High Definition TV is all digital. So if you have HD footage from a TV series, actually made in HD in the first place, you should be able to see it perfectly on your TV exactly as the producer wanted it to be seen.
There really is no reason to change it. Indeed, changing it in any way is more work for the TV channel, etc. It is bad enough they slap their damn logo on the image, but why make any changes?

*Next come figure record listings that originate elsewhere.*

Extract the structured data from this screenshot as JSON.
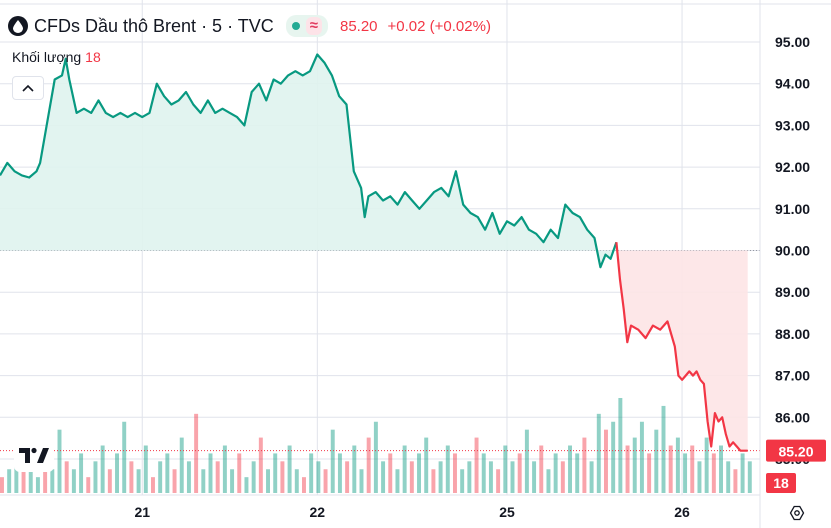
{
  "header": {
    "title": "CFDs Dầu thô Brent · 5 · TVC",
    "wave_icon": "≈",
    "price": "85.20",
    "change": "+0.02 (+0.02%)"
  },
  "volume_legend": {
    "label": "Khối lượng",
    "value": "18"
  },
  "colors": {
    "up": "#089981",
    "down": "#f23645",
    "up_fill": "#dff3ee",
    "down_fill": "#fde4e6",
    "grid": "#e0e3eb",
    "text": "#131722"
  },
  "icons": [
    "symbol-drop-icon",
    "chevron-up-icon",
    "tradingview-logo-icon",
    "settings-icon"
  ],
  "chart_data": {
    "type": "area",
    "title": "CFDs Dầu thô Brent · 5 · TVC",
    "ylim": [
      84.6,
      95.3
    ],
    "y_ticks": [
      "95.00",
      "94.00",
      "93.00",
      "92.00",
      "91.00",
      "90.00",
      "89.00",
      "88.00",
      "87.00",
      "86.00",
      "85.00"
    ],
    "x_ticks": [
      {
        "label": "21",
        "x": 24
      },
      {
        "label": "22",
        "x": 48
      },
      {
        "label": "25",
        "x": 74
      },
      {
        "label": "26",
        "x": 98
      }
    ],
    "x_range": [
      4.5,
      108
    ],
    "baseline": 90.0,
    "last_price_label": "85.20",
    "volume_label": "18",
    "series": [
      {
        "values": [
          [
            4.5,
            91.8
          ],
          [
            5.5,
            92.1
          ],
          [
            6.5,
            91.9
          ],
          [
            7.5,
            91.8
          ],
          [
            8.5,
            91.75
          ],
          [
            9.5,
            91.9
          ],
          [
            10.0,
            92.1
          ],
          [
            11.0,
            93.1
          ],
          [
            12.0,
            94.1
          ],
          [
            13.0,
            94.2
          ],
          [
            13.5,
            94.6
          ],
          [
            14.0,
            94.1
          ],
          [
            15.0,
            93.3
          ],
          [
            16.0,
            93.4
          ],
          [
            17.0,
            93.3
          ],
          [
            18.0,
            93.6
          ],
          [
            19.0,
            93.3
          ],
          [
            20.0,
            93.2
          ],
          [
            21.0,
            93.3
          ],
          [
            22.0,
            93.2
          ],
          [
            23.0,
            93.3
          ],
          [
            24.0,
            93.2
          ],
          [
            25.0,
            93.3
          ],
          [
            26.0,
            94.0
          ],
          [
            27.0,
            93.7
          ],
          [
            28.0,
            93.5
          ],
          [
            29.0,
            93.6
          ],
          [
            30.0,
            93.8
          ],
          [
            31.0,
            93.5
          ],
          [
            32.0,
            93.3
          ],
          [
            33.0,
            93.6
          ],
          [
            34.0,
            93.3
          ],
          [
            35.0,
            93.4
          ],
          [
            36.0,
            93.3
          ],
          [
            37.0,
            93.2
          ],
          [
            38.0,
            93.0
          ],
          [
            39.0,
            93.8
          ],
          [
            40.0,
            94.0
          ],
          [
            41.0,
            93.6
          ],
          [
            42.0,
            94.1
          ],
          [
            43.0,
            94.0
          ],
          [
            44.0,
            94.2
          ],
          [
            45.0,
            94.3
          ],
          [
            46.0,
            94.2
          ],
          [
            47.0,
            94.3
          ],
          [
            48.0,
            94.7
          ],
          [
            49.0,
            94.5
          ],
          [
            50.0,
            94.2
          ],
          [
            51.0,
            93.7
          ],
          [
            52.0,
            93.5
          ],
          [
            53.0,
            91.9
          ],
          [
            54.0,
            91.5
          ],
          [
            54.5,
            90.8
          ],
          [
            55.0,
            91.3
          ],
          [
            56.0,
            91.4
          ],
          [
            57.0,
            91.2
          ],
          [
            58.0,
            91.3
          ],
          [
            59.0,
            91.1
          ],
          [
            60.0,
            91.4
          ],
          [
            61.0,
            91.2
          ],
          [
            62.0,
            91.0
          ],
          [
            63.0,
            91.2
          ],
          [
            64.0,
            91.4
          ],
          [
            65.0,
            91.5
          ],
          [
            66.0,
            91.3
          ],
          [
            67.0,
            91.9
          ],
          [
            68.0,
            91.1
          ],
          [
            69.0,
            90.9
          ],
          [
            70.0,
            90.8
          ],
          [
            71.0,
            90.5
          ],
          [
            72.0,
            90.9
          ],
          [
            73.0,
            90.4
          ],
          [
            74.0,
            90.7
          ],
          [
            75.0,
            90.6
          ],
          [
            76.0,
            90.8
          ],
          [
            77.0,
            90.5
          ],
          [
            78.0,
            90.4
          ],
          [
            79.0,
            90.2
          ],
          [
            80.0,
            90.5
          ],
          [
            81.0,
            90.3
          ],
          [
            82.0,
            91.1
          ],
          [
            83.0,
            90.9
          ],
          [
            84.0,
            90.8
          ],
          [
            85.0,
            90.5
          ],
          [
            86.0,
            90.3
          ],
          [
            86.8,
            89.6
          ],
          [
            87.5,
            89.9
          ],
          [
            88.2,
            89.8
          ],
          [
            89.0,
            90.2
          ]
        ]
      },
      {
        "values": [
          [
            89.0,
            90.2
          ],
          [
            89.5,
            89.3
          ],
          [
            90.0,
            88.6
          ],
          [
            90.5,
            87.8
          ],
          [
            91.0,
            88.2
          ],
          [
            92.0,
            88.1
          ],
          [
            93.0,
            87.9
          ],
          [
            94.0,
            88.2
          ],
          [
            95.0,
            88.1
          ],
          [
            96.0,
            88.3
          ],
          [
            97.0,
            87.7
          ],
          [
            97.5,
            87.0
          ],
          [
            98.0,
            86.9
          ],
          [
            98.5,
            87.0
          ],
          [
            99.0,
            87.1
          ],
          [
            99.5,
            87.0
          ],
          [
            100.0,
            87.1
          ],
          [
            100.5,
            86.9
          ],
          [
            101.0,
            86.8
          ],
          [
            101.5,
            85.9
          ],
          [
            102.0,
            85.3
          ],
          [
            102.5,
            86.1
          ],
          [
            103.0,
            85.9
          ],
          [
            103.5,
            86.0
          ],
          [
            104.0,
            85.6
          ],
          [
            104.5,
            85.3
          ],
          [
            105.0,
            85.4
          ],
          [
            105.5,
            85.3
          ],
          [
            106.0,
            85.2
          ],
          [
            107.0,
            85.2
          ]
        ]
      }
    ],
    "volume": [
      2,
      3,
      5,
      3,
      4,
      2,
      6,
      3,
      8,
      4,
      3,
      5,
      2,
      4,
      6,
      3,
      5,
      9,
      4,
      3,
      6,
      2,
      4,
      5,
      3,
      7,
      4,
      10,
      3,
      5,
      4,
      6,
      3,
      5,
      2,
      4,
      7,
      3,
      5,
      4,
      6,
      3,
      2,
      5,
      4,
      3,
      8,
      5,
      4,
      6,
      3,
      7,
      9,
      4,
      5,
      3,
      6,
      4,
      5,
      7,
      3,
      4,
      6,
      5,
      3,
      4,
      7,
      5,
      4,
      3,
      6,
      4,
      5,
      8,
      4,
      6,
      3,
      5,
      4,
      6,
      5,
      7,
      4,
      10,
      8,
      9,
      12,
      6,
      7,
      9,
      5,
      8,
      11,
      6,
      7,
      5,
      6,
      4,
      7,
      5,
      6,
      4,
      3,
      5,
      4
    ],
    "grid": true
  }
}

I am sure I have blogged, like many others, on the total stupidity of overscan on HD TVs. TV screens are made with 1920x1080 pixels for full HD to match the format, and a full HD source should put the 1920x1080 pixels from the source on to the TV one-to-one. But for some stupid, and largely historical, reason some TVs are set, by default, to scale up the image so that we see slightly less than the full width and height stretched to TV size. This makes every single pixel softer as it is a calculated value from adjacent pixels. They are quite good at it, but it is different to the original and not as clear. Make sure you always set your HD TV to show HD images correctly and turn off overscan.
But I have started to notice some serious problems with some HD channels. Notable watching NCIS on Universal HD (on Sky), the colour is adjusted. Only during the programme, not the adverts, but people have red faces. It looks shite. Watching NCIS on another channel like FOX HD is fine.
Why the hell would anyone adjust an HD programme? Why not send each pixel as is without scaling or adjusting or anything. That gives the producer the best chance of showing the viewer what they intended. Yes, TVs have adjustments, though that really is a tad unnecessary though local lighting and colours could be relevant then.